Greg Tkacz at St. Francis Xavier University said tracking the extent to which users typed “recession” and “jobs” into Google could have predicted Canada’s 2008-2009 recession by as much as 3 months in advance, and internet search engines will serve as useful inputs for monitoring economies.
Taeyoung Doh and Michael Connolly at the Fed Bank of Kansas City found a weakening in the response of both stock prices and bond yields on days when the Fed made major monetary policy announcements.
Christopher J. Neely at FRB of St. Louis Fed Bank said central banks are not toothless. The Fed’s unconventional monetary policy announcements of 2008 to 2009 significantly reduced the 10-year bond yields of Australia, Canada, Germany, Japan and the UK. and dropped the dollar against their currencies. Each country’s central banks also eased their interest rates during that period.
William White at OECD said:
- The fashions of economic theory and changes in the financial system help explain how monetary policy has changed over time. The knowledge of science, by comparison, evolves slowly and because of external realities.
- Monetary policy is being relied on too much to revive the world economy.
- Policy makers may not be able to easily separate price and financial stability challenges, and short-term aims cannot be addressed without thinking about longer-term fallout in markets and economies.
- Monetary policy remains more art than science and the artists remain all too human and fallible.
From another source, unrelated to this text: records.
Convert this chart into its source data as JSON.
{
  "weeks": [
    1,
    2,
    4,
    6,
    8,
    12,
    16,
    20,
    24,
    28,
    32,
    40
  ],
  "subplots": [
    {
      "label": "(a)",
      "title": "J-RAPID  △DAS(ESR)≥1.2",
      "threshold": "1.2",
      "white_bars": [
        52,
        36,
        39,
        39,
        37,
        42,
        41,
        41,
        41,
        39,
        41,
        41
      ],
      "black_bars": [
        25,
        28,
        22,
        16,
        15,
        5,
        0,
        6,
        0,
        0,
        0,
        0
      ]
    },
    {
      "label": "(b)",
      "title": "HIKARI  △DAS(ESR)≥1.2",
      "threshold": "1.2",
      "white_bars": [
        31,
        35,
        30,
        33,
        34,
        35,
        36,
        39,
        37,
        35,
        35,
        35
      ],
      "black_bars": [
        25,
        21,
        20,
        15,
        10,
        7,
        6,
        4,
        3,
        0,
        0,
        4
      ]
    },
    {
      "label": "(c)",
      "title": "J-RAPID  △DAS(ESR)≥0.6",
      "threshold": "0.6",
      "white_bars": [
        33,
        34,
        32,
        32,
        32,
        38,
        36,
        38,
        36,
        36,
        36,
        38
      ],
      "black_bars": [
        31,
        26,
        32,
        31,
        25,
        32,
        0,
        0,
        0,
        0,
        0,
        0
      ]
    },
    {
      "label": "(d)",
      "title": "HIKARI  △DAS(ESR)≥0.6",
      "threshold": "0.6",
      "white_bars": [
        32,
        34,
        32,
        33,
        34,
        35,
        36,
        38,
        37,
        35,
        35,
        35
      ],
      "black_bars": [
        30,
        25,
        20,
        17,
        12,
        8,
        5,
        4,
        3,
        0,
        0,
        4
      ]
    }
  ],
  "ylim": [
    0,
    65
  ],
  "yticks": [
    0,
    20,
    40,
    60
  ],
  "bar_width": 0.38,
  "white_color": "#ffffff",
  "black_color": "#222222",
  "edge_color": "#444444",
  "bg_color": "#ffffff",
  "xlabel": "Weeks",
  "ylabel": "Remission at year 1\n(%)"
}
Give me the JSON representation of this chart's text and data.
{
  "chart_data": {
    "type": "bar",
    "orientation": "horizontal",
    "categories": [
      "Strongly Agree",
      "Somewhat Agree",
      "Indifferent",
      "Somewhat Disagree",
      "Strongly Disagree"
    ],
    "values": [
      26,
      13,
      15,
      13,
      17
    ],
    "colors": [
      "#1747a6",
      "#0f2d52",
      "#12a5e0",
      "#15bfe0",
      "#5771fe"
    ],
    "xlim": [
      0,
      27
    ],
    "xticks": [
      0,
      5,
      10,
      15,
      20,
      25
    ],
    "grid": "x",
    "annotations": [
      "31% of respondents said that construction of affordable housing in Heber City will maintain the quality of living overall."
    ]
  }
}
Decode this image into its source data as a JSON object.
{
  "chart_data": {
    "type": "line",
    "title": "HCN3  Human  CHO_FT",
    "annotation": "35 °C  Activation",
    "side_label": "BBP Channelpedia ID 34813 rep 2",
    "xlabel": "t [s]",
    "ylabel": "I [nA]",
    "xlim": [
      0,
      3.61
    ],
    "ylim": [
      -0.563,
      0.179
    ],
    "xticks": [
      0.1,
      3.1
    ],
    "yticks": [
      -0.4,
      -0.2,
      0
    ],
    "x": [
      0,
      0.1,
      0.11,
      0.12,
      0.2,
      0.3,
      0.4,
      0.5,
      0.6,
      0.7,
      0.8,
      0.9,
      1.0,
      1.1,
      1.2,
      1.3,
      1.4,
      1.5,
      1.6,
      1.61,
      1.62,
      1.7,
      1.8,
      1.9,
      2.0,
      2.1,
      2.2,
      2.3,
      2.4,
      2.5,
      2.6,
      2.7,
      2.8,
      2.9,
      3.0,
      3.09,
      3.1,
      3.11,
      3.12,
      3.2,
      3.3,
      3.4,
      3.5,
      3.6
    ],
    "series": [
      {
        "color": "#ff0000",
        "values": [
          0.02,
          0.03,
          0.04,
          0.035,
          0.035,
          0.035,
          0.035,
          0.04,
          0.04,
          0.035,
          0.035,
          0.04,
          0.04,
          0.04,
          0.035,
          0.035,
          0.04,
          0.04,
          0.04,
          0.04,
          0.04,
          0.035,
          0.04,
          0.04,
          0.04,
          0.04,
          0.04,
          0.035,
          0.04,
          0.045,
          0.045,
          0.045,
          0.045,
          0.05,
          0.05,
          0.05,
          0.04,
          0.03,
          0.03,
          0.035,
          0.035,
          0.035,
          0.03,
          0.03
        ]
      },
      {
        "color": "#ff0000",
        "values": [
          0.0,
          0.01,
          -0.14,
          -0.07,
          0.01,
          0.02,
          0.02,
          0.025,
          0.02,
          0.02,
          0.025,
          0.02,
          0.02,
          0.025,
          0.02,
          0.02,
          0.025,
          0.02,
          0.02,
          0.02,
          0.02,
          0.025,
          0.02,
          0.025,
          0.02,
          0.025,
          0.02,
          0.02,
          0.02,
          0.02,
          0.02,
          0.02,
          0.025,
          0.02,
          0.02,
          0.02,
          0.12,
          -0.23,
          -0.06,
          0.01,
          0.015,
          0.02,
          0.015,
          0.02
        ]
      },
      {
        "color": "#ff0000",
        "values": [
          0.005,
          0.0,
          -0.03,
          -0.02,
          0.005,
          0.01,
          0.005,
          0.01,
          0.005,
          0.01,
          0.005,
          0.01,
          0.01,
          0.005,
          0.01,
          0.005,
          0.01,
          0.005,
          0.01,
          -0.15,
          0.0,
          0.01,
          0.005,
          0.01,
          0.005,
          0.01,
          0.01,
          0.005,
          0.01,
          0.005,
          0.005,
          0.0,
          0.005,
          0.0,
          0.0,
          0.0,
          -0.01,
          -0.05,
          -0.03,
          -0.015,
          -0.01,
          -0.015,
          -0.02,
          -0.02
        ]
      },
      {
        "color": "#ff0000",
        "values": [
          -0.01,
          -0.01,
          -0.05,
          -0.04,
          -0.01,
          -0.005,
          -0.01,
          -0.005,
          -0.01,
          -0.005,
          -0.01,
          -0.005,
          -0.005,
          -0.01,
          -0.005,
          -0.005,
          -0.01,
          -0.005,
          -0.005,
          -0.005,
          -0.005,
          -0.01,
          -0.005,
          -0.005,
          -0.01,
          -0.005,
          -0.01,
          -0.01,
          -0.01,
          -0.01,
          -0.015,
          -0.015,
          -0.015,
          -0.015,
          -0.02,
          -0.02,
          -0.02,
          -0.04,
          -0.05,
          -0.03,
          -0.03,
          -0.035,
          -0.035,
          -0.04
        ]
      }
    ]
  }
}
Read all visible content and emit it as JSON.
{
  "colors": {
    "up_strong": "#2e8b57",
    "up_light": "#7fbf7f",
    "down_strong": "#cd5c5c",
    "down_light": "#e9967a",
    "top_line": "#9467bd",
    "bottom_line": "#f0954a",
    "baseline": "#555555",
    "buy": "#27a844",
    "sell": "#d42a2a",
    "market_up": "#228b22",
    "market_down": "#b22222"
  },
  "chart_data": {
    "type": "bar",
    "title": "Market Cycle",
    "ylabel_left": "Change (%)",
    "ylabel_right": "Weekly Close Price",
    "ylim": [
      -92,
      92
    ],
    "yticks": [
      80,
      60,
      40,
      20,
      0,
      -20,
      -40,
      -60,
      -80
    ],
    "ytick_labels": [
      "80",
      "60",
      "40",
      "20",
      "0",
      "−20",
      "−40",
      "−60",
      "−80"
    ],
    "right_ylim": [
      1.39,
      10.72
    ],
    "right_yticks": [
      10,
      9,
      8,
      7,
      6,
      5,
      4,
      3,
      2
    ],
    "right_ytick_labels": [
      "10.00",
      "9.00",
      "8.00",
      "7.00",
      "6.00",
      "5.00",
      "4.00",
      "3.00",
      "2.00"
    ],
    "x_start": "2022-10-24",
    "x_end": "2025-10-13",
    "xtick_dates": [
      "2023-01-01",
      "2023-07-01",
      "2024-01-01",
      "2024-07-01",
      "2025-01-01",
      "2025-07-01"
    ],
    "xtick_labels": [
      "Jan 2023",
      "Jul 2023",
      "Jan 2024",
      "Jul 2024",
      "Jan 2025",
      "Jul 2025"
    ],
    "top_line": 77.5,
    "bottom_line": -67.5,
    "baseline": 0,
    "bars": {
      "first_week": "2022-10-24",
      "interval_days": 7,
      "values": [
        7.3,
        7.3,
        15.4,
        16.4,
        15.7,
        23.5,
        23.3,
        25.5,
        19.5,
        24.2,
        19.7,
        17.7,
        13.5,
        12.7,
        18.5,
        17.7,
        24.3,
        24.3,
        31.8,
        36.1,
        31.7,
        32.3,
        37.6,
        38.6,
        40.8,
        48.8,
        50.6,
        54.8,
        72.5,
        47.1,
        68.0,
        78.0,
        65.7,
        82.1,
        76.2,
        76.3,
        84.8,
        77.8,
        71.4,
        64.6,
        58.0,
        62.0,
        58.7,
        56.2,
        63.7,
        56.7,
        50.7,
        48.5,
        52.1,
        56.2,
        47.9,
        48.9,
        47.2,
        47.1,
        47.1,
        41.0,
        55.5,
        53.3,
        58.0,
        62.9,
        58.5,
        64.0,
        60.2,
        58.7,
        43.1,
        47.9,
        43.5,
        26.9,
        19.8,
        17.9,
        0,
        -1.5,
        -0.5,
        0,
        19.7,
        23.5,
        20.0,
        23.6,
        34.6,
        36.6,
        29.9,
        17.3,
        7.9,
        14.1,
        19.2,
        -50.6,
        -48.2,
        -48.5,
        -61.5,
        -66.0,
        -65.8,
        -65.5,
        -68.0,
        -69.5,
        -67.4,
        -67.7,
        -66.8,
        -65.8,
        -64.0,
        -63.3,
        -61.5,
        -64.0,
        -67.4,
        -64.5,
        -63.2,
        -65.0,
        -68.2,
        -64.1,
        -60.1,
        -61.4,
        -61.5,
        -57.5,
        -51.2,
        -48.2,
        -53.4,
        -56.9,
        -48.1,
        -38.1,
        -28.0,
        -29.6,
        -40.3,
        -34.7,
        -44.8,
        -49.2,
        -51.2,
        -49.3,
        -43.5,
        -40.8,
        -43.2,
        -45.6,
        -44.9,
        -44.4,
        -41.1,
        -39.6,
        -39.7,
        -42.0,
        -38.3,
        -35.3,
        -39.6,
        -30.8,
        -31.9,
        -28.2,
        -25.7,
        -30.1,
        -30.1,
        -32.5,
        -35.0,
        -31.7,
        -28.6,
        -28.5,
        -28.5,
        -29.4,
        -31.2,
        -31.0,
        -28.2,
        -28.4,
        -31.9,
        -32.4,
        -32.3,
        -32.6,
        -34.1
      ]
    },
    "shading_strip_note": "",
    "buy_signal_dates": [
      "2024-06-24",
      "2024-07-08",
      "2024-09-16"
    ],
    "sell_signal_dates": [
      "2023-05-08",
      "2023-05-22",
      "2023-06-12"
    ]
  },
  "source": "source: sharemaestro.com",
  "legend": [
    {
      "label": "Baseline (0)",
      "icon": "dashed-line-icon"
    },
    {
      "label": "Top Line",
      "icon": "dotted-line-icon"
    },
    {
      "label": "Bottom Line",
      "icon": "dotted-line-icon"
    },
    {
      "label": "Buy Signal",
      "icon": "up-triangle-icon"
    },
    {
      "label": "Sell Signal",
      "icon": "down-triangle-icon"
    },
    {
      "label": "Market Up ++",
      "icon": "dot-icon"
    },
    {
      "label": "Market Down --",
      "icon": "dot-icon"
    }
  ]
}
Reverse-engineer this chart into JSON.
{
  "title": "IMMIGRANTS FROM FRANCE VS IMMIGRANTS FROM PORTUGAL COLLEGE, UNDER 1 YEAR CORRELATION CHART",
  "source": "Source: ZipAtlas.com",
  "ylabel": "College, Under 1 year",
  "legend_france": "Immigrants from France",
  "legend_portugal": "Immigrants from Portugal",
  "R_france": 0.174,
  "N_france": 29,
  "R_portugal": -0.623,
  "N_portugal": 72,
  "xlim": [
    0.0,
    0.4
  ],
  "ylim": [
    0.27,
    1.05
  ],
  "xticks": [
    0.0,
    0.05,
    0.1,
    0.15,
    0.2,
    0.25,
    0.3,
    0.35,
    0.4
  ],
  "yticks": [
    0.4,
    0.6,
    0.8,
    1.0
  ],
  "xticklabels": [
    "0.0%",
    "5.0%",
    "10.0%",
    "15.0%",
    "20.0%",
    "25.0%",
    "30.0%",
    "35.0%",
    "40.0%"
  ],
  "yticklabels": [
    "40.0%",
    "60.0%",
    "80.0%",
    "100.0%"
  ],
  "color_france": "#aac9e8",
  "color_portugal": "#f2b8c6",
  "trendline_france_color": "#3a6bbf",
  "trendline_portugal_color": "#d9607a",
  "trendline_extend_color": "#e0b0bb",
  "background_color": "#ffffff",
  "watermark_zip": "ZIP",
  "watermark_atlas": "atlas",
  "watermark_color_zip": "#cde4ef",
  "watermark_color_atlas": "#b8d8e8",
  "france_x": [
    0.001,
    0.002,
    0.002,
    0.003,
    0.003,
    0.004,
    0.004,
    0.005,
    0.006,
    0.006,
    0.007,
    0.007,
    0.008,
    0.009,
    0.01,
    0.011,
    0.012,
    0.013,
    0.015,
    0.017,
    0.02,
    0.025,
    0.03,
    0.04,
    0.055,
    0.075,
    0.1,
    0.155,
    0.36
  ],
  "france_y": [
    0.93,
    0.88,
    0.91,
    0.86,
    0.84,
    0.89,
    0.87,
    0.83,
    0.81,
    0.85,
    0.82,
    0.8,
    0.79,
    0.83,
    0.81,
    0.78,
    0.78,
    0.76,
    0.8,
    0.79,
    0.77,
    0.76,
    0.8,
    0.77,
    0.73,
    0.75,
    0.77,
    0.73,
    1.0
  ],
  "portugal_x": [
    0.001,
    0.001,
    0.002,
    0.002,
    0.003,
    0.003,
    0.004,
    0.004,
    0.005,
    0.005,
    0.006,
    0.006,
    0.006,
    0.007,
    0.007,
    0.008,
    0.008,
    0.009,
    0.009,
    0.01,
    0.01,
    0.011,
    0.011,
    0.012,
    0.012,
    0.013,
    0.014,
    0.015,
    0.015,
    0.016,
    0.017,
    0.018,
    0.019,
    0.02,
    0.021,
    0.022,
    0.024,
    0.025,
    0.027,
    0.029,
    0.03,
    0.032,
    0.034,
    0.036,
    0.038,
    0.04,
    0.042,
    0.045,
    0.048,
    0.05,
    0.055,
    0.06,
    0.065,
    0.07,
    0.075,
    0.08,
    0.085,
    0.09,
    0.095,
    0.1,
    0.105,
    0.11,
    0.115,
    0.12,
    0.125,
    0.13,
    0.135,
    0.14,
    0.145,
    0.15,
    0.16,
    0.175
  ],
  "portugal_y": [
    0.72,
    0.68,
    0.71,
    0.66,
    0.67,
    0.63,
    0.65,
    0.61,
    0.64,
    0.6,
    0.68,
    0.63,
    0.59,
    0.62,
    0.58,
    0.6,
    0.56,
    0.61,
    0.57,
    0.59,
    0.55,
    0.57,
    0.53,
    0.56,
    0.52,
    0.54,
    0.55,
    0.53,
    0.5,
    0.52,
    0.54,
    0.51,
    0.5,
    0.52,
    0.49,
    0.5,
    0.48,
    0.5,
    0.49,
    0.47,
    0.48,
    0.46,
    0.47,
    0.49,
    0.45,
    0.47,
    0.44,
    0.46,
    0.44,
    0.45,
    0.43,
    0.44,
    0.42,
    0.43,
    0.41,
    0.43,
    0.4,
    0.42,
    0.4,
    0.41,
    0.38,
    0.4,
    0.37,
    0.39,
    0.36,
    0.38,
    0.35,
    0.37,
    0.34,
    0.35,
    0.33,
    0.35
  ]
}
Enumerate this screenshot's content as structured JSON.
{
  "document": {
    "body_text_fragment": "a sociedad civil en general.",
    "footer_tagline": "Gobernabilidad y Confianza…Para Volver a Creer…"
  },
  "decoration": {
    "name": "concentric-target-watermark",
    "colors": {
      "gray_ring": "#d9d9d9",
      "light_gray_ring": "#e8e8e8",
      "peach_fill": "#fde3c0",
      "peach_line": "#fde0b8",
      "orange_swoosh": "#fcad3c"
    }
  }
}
Sam Bowman at Adam Smith Institute said gamblers may be better at predicting the outlook for the UK economy than Bank of England Governor Mark Carney. The UK central bank has often gotten its economic forecasts wrong. Bowman said betting markets collect the judgments of thousands of people and gamblers have a strong financial incentive to bet in a dispassionate way, washing out individual biases.